In New Mexico, the state Medicaid agency and Bernalillo County (which includes the state’s most populous city, Albuquerque) are launching a new effort whereby detention center staff will support both of the pathways described above. Detention center coordinators will work with inmates prior to release to connect them with medical and mental health and substance use services as well as enroll them in a health plan. To gauge the effectiveness of the effort, state officials will examine Medicaid enrollment, correctional expenditures, and any potential reductions in recidivism rates. CHCS is facilitating this effort with support of the Robert Wood Johnson Foundation’s State Health Reform Assistance Network.
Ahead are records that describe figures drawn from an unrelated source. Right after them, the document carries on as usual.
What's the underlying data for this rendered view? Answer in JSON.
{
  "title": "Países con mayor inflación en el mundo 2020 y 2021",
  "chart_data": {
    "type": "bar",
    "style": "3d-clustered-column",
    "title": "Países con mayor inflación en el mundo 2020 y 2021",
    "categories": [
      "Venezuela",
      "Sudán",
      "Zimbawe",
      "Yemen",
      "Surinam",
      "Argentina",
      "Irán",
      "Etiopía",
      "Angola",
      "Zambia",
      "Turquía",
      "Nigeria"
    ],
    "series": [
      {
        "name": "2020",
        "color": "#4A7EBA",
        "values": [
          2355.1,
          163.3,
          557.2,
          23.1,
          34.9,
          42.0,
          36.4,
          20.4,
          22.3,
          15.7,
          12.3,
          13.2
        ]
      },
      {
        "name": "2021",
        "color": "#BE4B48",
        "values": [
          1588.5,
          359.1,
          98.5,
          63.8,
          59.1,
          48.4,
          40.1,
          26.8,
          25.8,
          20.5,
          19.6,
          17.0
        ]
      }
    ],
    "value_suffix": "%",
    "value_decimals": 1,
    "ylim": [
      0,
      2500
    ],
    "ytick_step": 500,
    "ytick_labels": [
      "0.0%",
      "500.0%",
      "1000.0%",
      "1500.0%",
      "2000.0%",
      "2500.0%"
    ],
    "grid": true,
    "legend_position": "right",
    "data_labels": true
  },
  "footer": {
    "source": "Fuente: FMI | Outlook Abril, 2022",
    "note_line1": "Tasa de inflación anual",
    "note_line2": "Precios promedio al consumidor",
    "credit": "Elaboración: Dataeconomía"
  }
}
In New York City, Mayor Bill de Blasio’s recently released Action Plan on Behavioral Health and the Criminal Justice System outlines numerous ways for the city’s Department of Health and Human Services and Department of Corrections to focus on treatment versus jail time for people with mental illness. Among the many recommendations, the Mayor’s report includes better training for first responders to direct individuals to treatment rather than jail when appropriate, as well as the establishment of “drop-off centers” for people who simply need 24-hour respite care, case management, and/or supervised withdrawal detox services. The plan also recommends enhancing discharge services to ensure that individuals who are released are connected both to new Medicaid coverage options and to health homes to coordinate additional services as needed, including behavioral health, housing, employment, parenting, substance use treatment, etc.
In Minnesota, Hennepin Health, a county-based program that offers medical, behavioral health, and social services for low-income Hennepin County residents, was recently awarded State Innovation Model funding to improve outcomes for individuals with criminal-justice involvement. Hennepin’s “accountable community for health” will bring together Hennepin County health and correction agencies with community-based organizations to ensure health care coverage, improve health outcomes, reduce homelessness, increase employment, and reduce repeat visits to local jails and adult correctional facilities.
Health Coverage Offers Promise to Curb Recidivism
A recent New York Times editorial aptly lauding New York City’s bold move to revamp health and social service access for former inmates with mental illness, cautioned that jail should not be the “housing of last resort” for this vulnerable population. New health insurance coverage facilitated by the ACA — particularly Medicaid in states that have elected to expand coverage — provides an unprecedented opportunity to avoid this scenario by connecting individuals leaving jails to physical and behavioral health services and social supports in their communities. Doing so can smooth reintegration for people with mental illness, help them transition into healthier lifestyles, and ultimately, curb recidivism.